Like everyone else in the space, I’ve been asked a lot about DeepSeek, and I wanted to share my initial thoughts and observations.
The Power of Open-Source
It’s great to see the DeepSeek team open-sourcing their model and publishing their work for others to review. One of the main reasons the ML community has been able to flourish is its ability to collaborate and share ideas. However, with the sheer amount of investment flowing into AI, this openness appeared to be gradually shifting behind the closed doors of select companies. Yet, Computer Science always finds a way to optimize and make things more cost-efficient.
Understanding the True Costs
There’s a narrative circulating about the $6M cost of DeepSeek’s model, but it’s important to clarify that this reported figure represents the estimated compute cost. It does not account for associated staff, discarded training runs, or the thousands of GPU cards used in the process.
Testing Matters
Whether you’re considering downloading the model or using the hosted version, it’s important to thoroughly red team and penetration test it before introducing it into your organization. It’s no different from downloading any other software from the internet or uploading sensitive documents to a website.

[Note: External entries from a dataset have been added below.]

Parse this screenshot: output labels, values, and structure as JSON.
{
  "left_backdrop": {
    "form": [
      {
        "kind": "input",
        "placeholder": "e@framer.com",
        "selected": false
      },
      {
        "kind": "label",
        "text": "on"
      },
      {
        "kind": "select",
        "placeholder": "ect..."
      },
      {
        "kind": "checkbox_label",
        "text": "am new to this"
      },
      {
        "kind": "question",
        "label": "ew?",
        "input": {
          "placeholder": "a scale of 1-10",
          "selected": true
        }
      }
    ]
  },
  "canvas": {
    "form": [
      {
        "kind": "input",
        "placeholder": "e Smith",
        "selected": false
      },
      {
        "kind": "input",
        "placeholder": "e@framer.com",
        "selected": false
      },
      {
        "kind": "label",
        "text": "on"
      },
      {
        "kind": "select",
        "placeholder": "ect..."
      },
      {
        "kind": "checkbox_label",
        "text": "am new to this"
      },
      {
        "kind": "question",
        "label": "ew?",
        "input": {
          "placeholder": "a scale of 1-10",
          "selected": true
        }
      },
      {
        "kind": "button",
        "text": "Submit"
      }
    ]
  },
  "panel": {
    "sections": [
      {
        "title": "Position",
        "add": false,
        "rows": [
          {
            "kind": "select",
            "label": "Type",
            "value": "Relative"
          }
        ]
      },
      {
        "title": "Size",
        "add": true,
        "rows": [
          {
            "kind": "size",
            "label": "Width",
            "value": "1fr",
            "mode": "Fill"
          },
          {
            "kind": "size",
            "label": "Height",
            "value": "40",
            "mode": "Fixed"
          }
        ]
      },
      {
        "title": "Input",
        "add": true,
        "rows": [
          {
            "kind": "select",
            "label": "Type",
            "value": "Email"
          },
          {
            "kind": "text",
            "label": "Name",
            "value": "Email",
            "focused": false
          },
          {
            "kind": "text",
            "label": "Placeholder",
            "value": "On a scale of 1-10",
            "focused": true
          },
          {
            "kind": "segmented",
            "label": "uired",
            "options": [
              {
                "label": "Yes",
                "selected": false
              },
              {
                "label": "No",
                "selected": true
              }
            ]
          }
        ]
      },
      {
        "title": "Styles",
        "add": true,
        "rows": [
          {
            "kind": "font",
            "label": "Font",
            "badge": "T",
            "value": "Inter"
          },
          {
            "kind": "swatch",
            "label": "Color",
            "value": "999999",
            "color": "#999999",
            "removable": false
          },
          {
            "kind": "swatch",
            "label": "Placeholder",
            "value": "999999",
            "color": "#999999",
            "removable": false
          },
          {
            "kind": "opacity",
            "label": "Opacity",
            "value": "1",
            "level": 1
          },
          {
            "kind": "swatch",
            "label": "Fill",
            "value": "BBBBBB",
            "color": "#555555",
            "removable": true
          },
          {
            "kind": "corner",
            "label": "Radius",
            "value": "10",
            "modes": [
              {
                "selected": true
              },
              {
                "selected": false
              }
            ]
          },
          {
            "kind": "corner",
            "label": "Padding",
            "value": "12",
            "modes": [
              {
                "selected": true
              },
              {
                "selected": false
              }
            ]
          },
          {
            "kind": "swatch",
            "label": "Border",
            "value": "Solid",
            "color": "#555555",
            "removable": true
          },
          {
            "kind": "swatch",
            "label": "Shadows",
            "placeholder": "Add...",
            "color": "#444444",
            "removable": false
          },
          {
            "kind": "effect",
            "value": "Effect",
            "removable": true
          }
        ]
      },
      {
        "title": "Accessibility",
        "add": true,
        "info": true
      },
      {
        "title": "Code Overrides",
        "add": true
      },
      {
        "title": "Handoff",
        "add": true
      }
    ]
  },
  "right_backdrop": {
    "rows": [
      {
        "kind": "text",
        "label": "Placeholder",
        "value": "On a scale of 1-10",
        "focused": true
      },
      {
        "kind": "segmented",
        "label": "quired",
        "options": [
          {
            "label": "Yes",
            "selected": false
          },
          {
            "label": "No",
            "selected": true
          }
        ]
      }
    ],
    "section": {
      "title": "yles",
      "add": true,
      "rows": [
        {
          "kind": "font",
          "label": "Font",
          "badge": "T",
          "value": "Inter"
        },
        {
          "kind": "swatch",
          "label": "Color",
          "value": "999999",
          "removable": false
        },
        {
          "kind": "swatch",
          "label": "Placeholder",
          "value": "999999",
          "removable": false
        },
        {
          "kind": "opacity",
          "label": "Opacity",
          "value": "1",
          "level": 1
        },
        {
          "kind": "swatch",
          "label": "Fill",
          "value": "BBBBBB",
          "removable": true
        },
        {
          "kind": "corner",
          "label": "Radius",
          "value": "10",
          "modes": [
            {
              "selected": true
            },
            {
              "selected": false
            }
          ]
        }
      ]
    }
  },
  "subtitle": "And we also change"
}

Geopolitical Stakes and the Global AI Race
There has been discussion about the geopolitical implications, especially given the massive investments coming from the US and China. Recent shifts in US tech stocks highlight the stakes at play. Both countries have committed substantial funding and have access to vast talent pools. That said, it’s worth noting that many other nations, including the UK, are pursuing their own AI strategies, with varying levels of government intervention or support, depending on your perspective.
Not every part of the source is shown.